Three special Azure Kinect DK sensors, equipped with advanced artificial intelligence system, were used to detect and quantify with high accuracy printing errors on the above-mentioned lattice structures (Fig. 9). Each Kinect sensor contains a depth sensor, camera and orientation sensor and, thus, is a compact “all-in-one” device usable with multiple modes by compiling the appropriate subroutines in Matlab environment. The most complete and accurate acquisitions (accuracy of 0.01 mm) were obtained by arranging 3 DK sensors at 120° around each printed structure (Fig. 9b).

Fig. 9.

(a) Azure Kinetic DK sensors acquisition system setup; (b) acquisition layout.

The acquisition with the three special Azure Kinect DK sensors has made possible to evaluate the printing errors for all the lattice structures manufactured.
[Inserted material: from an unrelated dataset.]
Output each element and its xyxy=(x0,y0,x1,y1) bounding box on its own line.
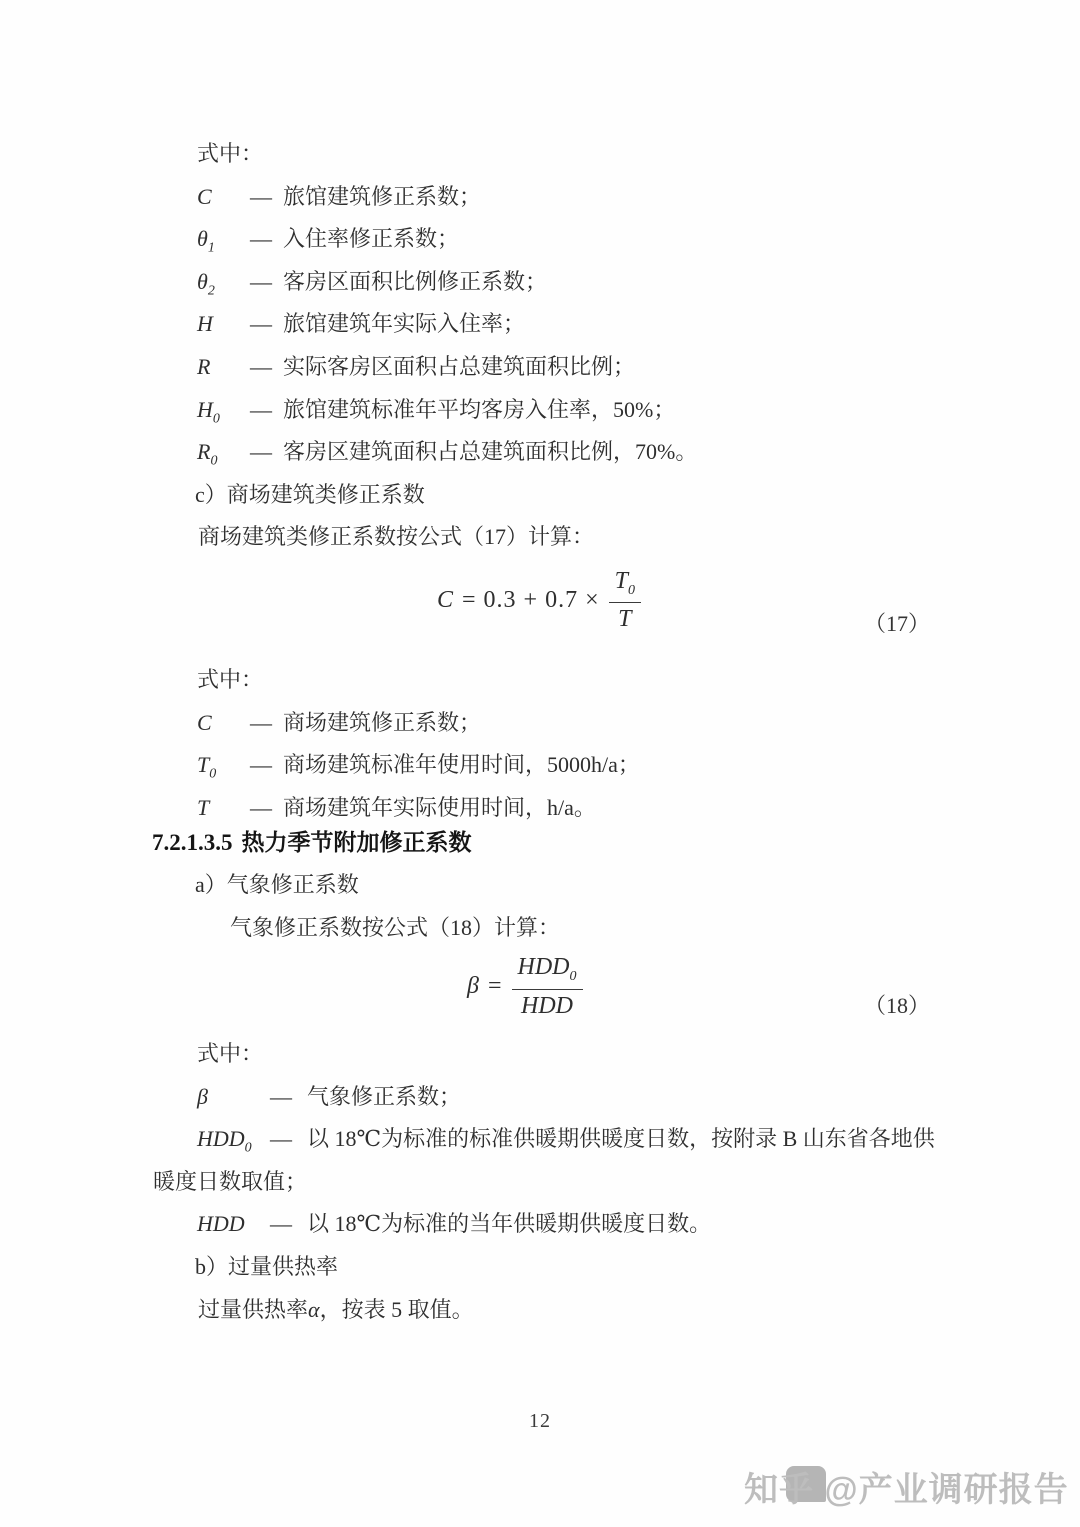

Figure 10 shows the comparison, in terms of dimensional deviation, between the proposed lattice with mixed cells structure printed with Anycubic Chiron printer using the PET-G and the designed STL model relative to the mixed-cells structure.

Fig. 10.

Dimensional deviation between the printed structure and the STL model.

In detail, it was found that the maximum error occurs on the struts of the upper zone, which were printed last. In particular, the maximum positive errors (dimensions greater than the design ones) of magnitude equal to 0.22 mm occurred on the horizontal struts of the ends of the cubic structure, while the negative ones (dimensions smaller than the design ones) of magnitude equal to −0.12 mm occurred on the struts inclined by 45° in the central area of the cube (Fig. 10).

4 Conclusions

High porosity lattice structures for AM were analyzed in terms of stiffness and printability. Appropriate geometrical configurations of the unit cells with low strut size in relation to cell size have proven a satisfactory performance in terms of stiffness and accuracy in printing. The hybrid structure proposed can further reduce the overall weight with a limited decrease of stiffness. With the approach suggested in this study, potentially, the different type of unit cells should be easily arranged as required and the percentage of lighter unit cells can be varied, according to the final geometry of the part, considered that libraries of the basic unit cells could also be made available. As for manufacturing, support-less 3D printing has shown to be advantageous in terms of material as well preserving the dimensional accuracy of the produced parts.